Afrique: Perspectives économiques - Le FMI annonce une contraction de 4,9 % du PIB en 2020

29 Juin 2020

Le Pib mondial devrait se contracter de 4,9 % en 2020, soit 1,9 % de plus que prévu dans les Perspectives économiques mondiales de juin de cette année. En 2021, la croissance devrait se raffermir pour atteindre 5,4 %.

La pandémie de Covid-19 a un impact négatif plus important que prévu sur l'activité́ au cours du premier semestre 2020. Selon les projections du Fmi, le Pib mondial devrait se contracter de 4,9 % en 2020, c'est-à-dire 1,9 % de plus que ce qui était annoncé dans les Perspectives de l'économie mondiale.

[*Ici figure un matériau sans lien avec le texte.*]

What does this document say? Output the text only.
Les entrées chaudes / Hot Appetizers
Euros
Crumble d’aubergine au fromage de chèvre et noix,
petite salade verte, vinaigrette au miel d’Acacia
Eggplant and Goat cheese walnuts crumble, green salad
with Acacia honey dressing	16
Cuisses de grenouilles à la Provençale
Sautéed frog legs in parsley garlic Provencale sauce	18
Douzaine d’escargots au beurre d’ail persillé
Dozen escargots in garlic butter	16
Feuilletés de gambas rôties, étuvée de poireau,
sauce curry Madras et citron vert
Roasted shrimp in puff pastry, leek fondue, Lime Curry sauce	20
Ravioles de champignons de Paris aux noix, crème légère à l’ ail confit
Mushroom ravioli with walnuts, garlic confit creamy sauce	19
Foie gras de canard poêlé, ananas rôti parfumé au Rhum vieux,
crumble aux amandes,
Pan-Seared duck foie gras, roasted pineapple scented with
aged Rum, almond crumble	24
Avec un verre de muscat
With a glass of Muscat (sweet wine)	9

La croissance de la consommation a été révisée à la baisse dans la plupart des pays, en raison de perturbations plus graves que prévu de l'activité économique.

Cette baisse de la consommation résulte de la conjonction d'un choc de grande ampleur sur la demande globale, provoqué par la distanciation physique et les mesures de confinement, et d'une augmentation de l'épargne de précaution. Le Fmi note que l'investissement devrait être atone car en période de forte incertitude, les entreprises remettent à plus tard leurs dépenses en capital.

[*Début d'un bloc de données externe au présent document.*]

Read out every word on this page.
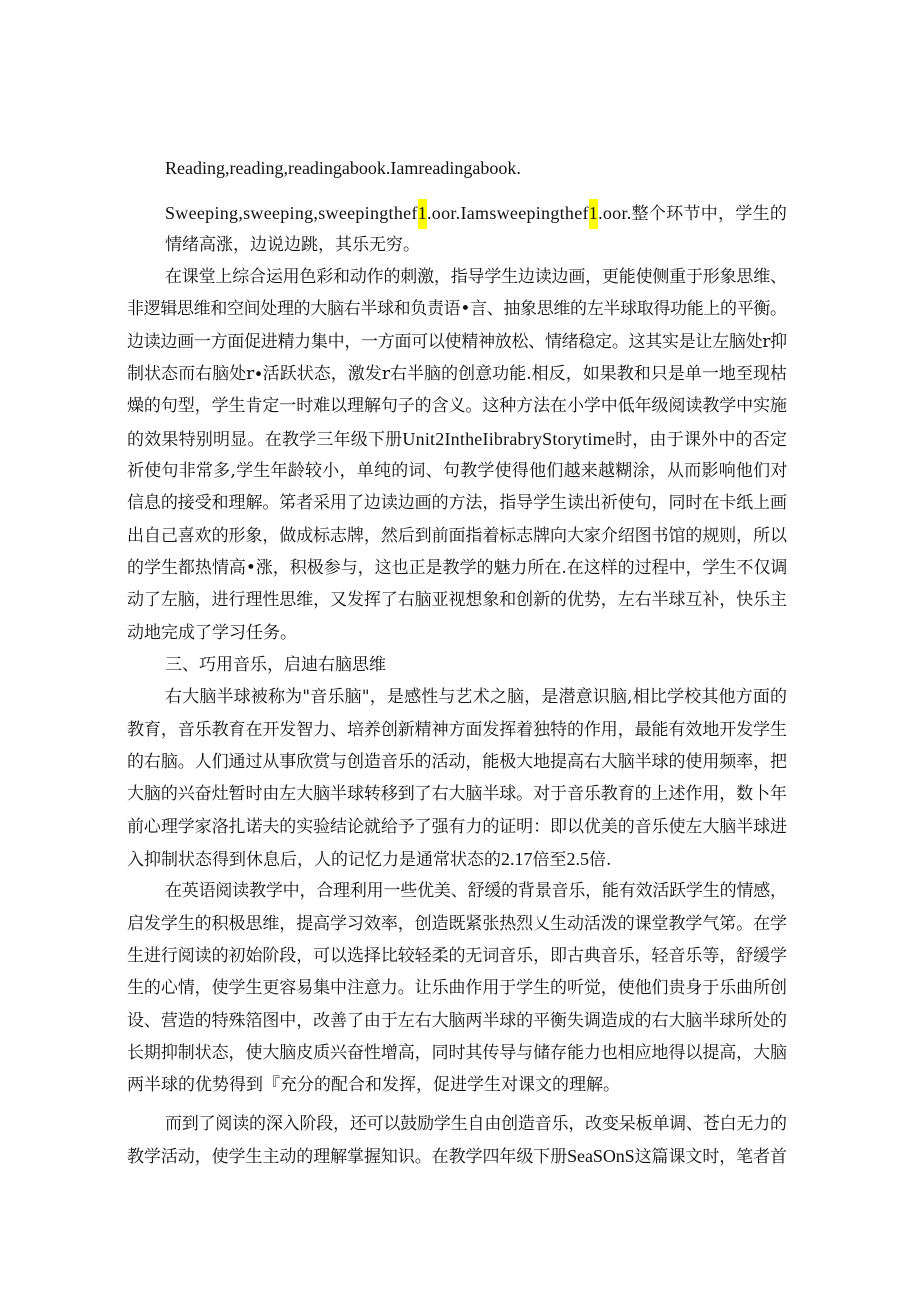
Reading,reading,readingabook.Iamreadingabook.
Sweeping,sweeping,sweepingthef1.oor.Iamsweepingthef1.oor.整个环节中，学生的
情绪高涨，边说边跳，其乐无穷。
在课堂上综合运用色彩和动作的刺激，指导学生边读边画，更能使侧重于形象思维、
非逻辑思维和空间处理的大脑右半球和负责语•言、抽象思维的左半球取得功能上的平衡。
边读边画一方面促进精力集中，一方面可以使精神放松、情绪稳定。这其实是让左脑处r抑
制状态而右脑处r∙活跃状态，激发r右半脑的创意功能.相反，如果教和只是单一地至现枯
燥的句型，学生肯定一时难以理解句子的含义。这种方法在小学中低年级阅读教学中实施
的效果特别明显。在教学三年级下册Unit2IntheIibrabryStorytime时，由于课外中的否定
祈使句非常多,学生年龄较小，单纯的词、句教学使得他们越来越糊涂，从而影响他们对
信息的接受和理解。笫者采用了边读边画的方法，指导学生读出祈使句，同时在卡纸上画
出自己喜欢的形象，做成标志牌，然后到前面指着标志牌向大家介绍图书馆的规则，所以
的学生都热情高•涨，积极参与，这也正是教学的魅力所在.在这样的过程中，学生不仅调
动了左脑，进行理性思维，又发挥了右脑亚视想象和创新的优势，左右半球互补，快乐主
动地完成了学习任务。
三、巧用音乐，启迪右脑思维
右大脑半球被称为"音乐脑"，是感性与艺术之脑，是潜意识脑,相比学校其他方面的
教育，音乐教育在开发智力、培养创新精神方面发挥着独特的作用，最能有效地开发学生
的右脑。人们通过从事欣赏与创造音乐的活动，能极大地提高右大脑半球的使用频率，把
大脑的兴奋灶暂时由左大脑半球转移到了右大脑半球。对于音乐教育的上述作用，数卜年
前心理学家洛扎诺夫的实验结论就给予了强有力的证明：即以优美的音乐使左大脑半球进
入抑制状态得到休息后，人的记忆力是通常状态的2.17倍至2.5倍.
在英语阅读教学中，合理利用一些优美、舒缓的背景音乐，能有效活跃学生的情感，
启发学生的积极思维，提高学习效率，创造既紧张热烈乂生动活泼的课堂教学气笫。在学
生进行阅读的初始阶段，可以选择比较轻柔的无词音乐，即古典音乐，轻音乐等，舒缓学
生的心情，使学生更容易集中注意力。让乐曲作用于学生的听觉，使他们贵身于乐曲所创
设、营造的特殊箔图中，改善了由于左右大脑两半球的平衡失调造成的右大脑半球所处的
长期抑制状态，使大脑皮质兴奋性增高，同时其传导与储存能力也相应地得以提高，大脑
两半球的优势得到『充分的配合和发挥，促进学生对课文的理解。
而到了阅读的深入阶段，还可以鼓励学生自由创造音乐，改变呆板单调、苍白无力的
教学活动，使学生主动的理解掌握知识。在教学四年级下册SeaSOnS这篇课文时，笔者首
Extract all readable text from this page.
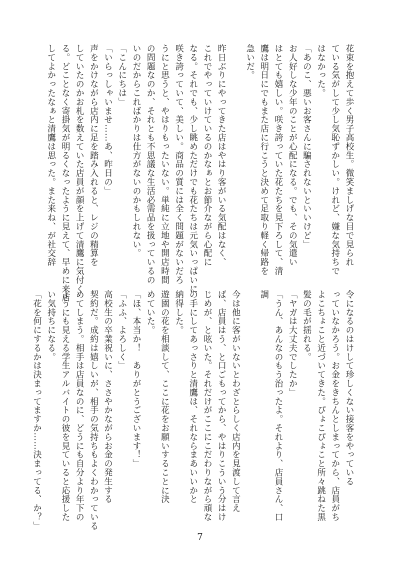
花束を抱えて歩く男子高校生。微笑ましげな目で見られ

ている気がして少し気恥ずかしい。けれど、嫌な気持ちで

はなかった。

「あのこ、悪いお客さんに騙されないといいけど」

お人好しな少年のことが心配になる。でも、その気遣い

はとても嬉しい。咲き誇っていた花たちを見下ろして、清

鷹は明日にでもまた店に行こうと決めて足取り軽く帰路を

急いだ。

昨日ぶりにやってきた店はやはり客がいる気配はなく、

これでやっていけているのかなぁとお節介ながら心配に

なる。それでも、少し眺めただけでも花たちは元気いっぱいに

咲き誇っていて、美しい。商品の質には全く問題がないだろ

うにと思うと、やはりもったいない。単純に立地や開店時間

の問題なのか、それとも不思議な生活必需品を扱っているの

いのだからこればかりは仕方がないのかもしれない。

「こんにちは」

「いらっしゃいませ……あ、昨日の」

声をかけながら店内に足を踏み入れると、レジの精算を

していたのかお札を数えていた店員が顔を上げて清鷹に気付く

る。どことなく寄掛気が明るくなったように見えて、早めに来店

してよかったなぁと清鷹は思った。また来ね、が社交辞

令になるのはけして珍しくない接客をやっている

っていなかろう。お金をきちんとしまってから、店員がち

よこちょこと近づいてきた。ぴょこぴょこと所々跳ねた黒

髪の毛が揺れる。

「ヤガは大丈夫でしたか」

「うん、あんなのもう治ったよ。それより、店員さん、口

調

今は他に客がいないとわざとらしく店内を見渡して言え

ば、店員はう、と口ごもってから、やはりこういう分はけ

じめが、と呟いた。それだけがここにこだわりながら頑な

の手にしてあっさりと清鷹は、それならまあいいかと

納得した。

遊園の花を相談して、ここに花をお願いすることに決

めていた。

「ほ、本当か！　ありがとうございます！」

「ふふ、よろしく」

高校生の卒業祝いに、ささやかながらお金の発生する

契約だ。成約は嬉しいが、相手の気持ちもよくわかっている

めてしまう。相手は店員なのに、どうにも自分より年下の

ようにも見える学生アルバイトの彼を見ていると応援した

い気持ちになる。

「花を何にするかは決まってますか……決まってる、か？」

7
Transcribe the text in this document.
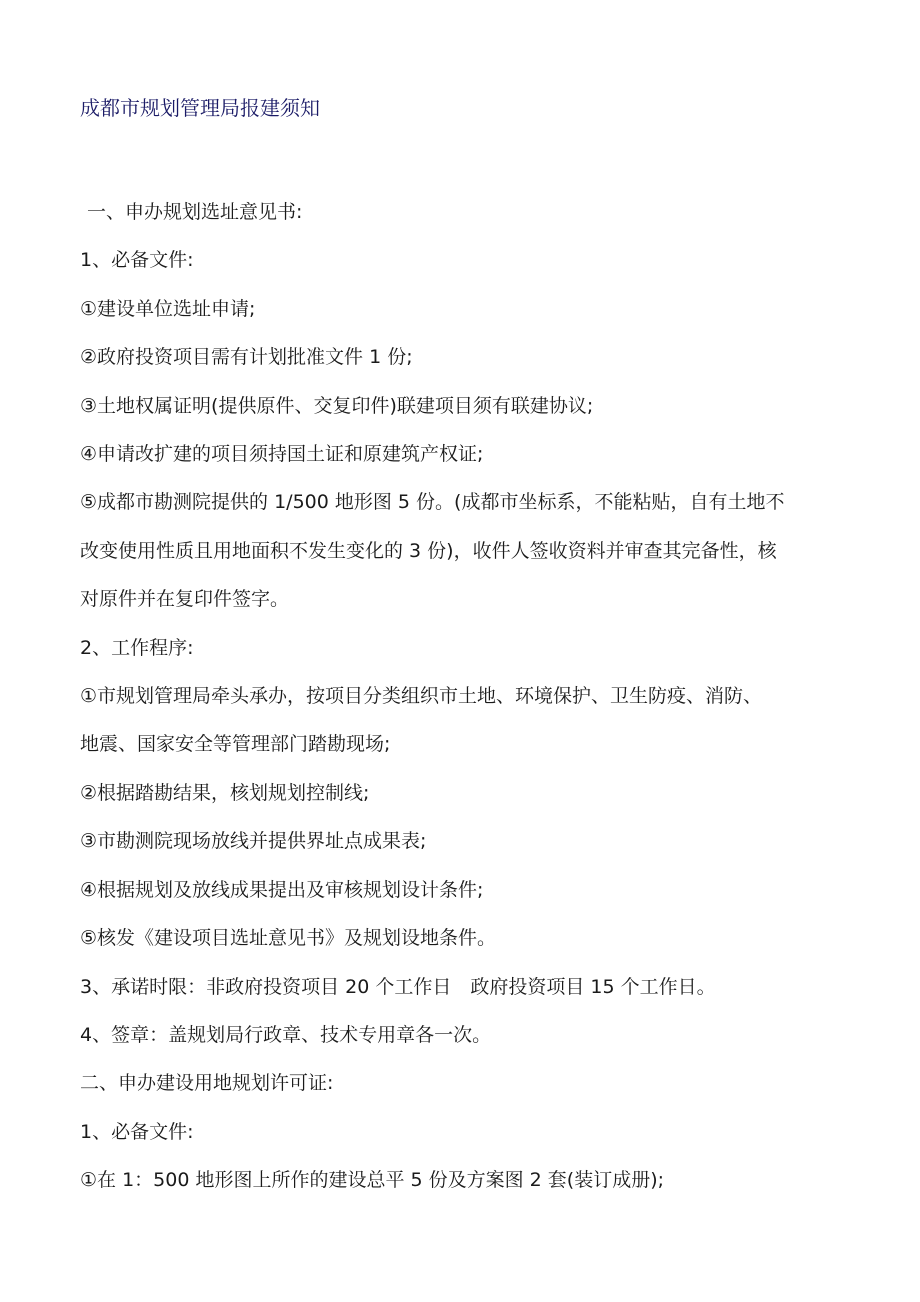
成都市规划管理局报建须知

一、申办规划选址意见书:

1、必备文件:

①建设单位选址申请;

②政府投资项目需有计划批准文件 1 份;

③土地权属证明(提供原件、交复印件)联建项目须有联建协议;

④申请改扩建的项目须持国土证和原建筑产权证;

⑤成都市勘测院提供的 1/500 地形图 5 份。(成都市坐标系，不能粘贴，自有土地不

改变使用性质且用地面积不发生变化的 3 份)，收件人签收资料并审查其完备性，核

对原件并在复印件签字。

2、工作程序:

①市规划管理局牵头承办，按项目分类组织市土地、环境保护、卫生防疫、消防、

地震、国家安全等管理部门踏勘现场;

②根据踏勘结果，核划规划控制线;

③市勘测院现场放线并提供界址点成果表;

④根据规划及放线成果提出及审核规划设计条件;

⑤核发《建设项目选址意见书》及规划设地条件。

3、承诺时限：非政府投资项目 20 个工作日　政府投资项目 15 个工作日。

4、签章：盖规划局行政章、技术专用章各一次。

二、申办建设用地规划许可证:

1、必备文件:

①在 1：500 地形图上所作的建设总平 5 份及方案图 2 套(装订成册);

Dans le groupe des pays avancés, le Pib devrait se contracter de 8,0 % en 2020, soit 1,9 % de plus que ce qui avait été envisagé.

De profonds ralentissements simultanés sont prévus aux États-Unis (-8 %), au Japon (-5,8 %), au Royaume-Uni (-10,2 %), en Allemagne (-7,8 %), en France (-12,5 %), en Italie et en Espagne (-12,8 %).

Le groupe des pays émergents et des pays en développement, pris dans son ensemble, devrait connaître une contraction de son Pib de 3 % en 2020, soit de 2 % de plus que prévu dans les dans les Perspectives de l'économie mondiale d'avril 2020.

S'agissant du Pib des pays en développement à faible revenu, il devrait se contracter de 1,0 % en 2020, soit un résultat inférieur de 1,4 point de pourcentage aux prévisions mais avec des différences entre pays. En définitive, note le Fmi, pour la première fois, toutes les régions devraient voir leur économie se contracter en 2020.

Persistance des incertitudes

Comme dans les Perspectives de l'économie mondiale d'avril 2020, une forte incertitude entoure les prévisions de juin qui dépendent de la gravité de la contraction de l'activité au deuxième trimestre 2020 (les données complètes ne sont pas encore disponibles) ainsi que de l'ampleur et de la persistance du choc.

Ces éléments, à leur tour, dépendent de plusieurs facteurs incertains, selon le Fmi. Il s'agit de la durée de la pandémie et des mesures de confinement nécessaires, de la distanciation physique volontaire, de la capacité des travailleurs touchés à retrouver de l'emploi, quitte à changer de secteur d'activité et des séquelles des fermetures d'entreprises et des sorties des chômeurs de la population active.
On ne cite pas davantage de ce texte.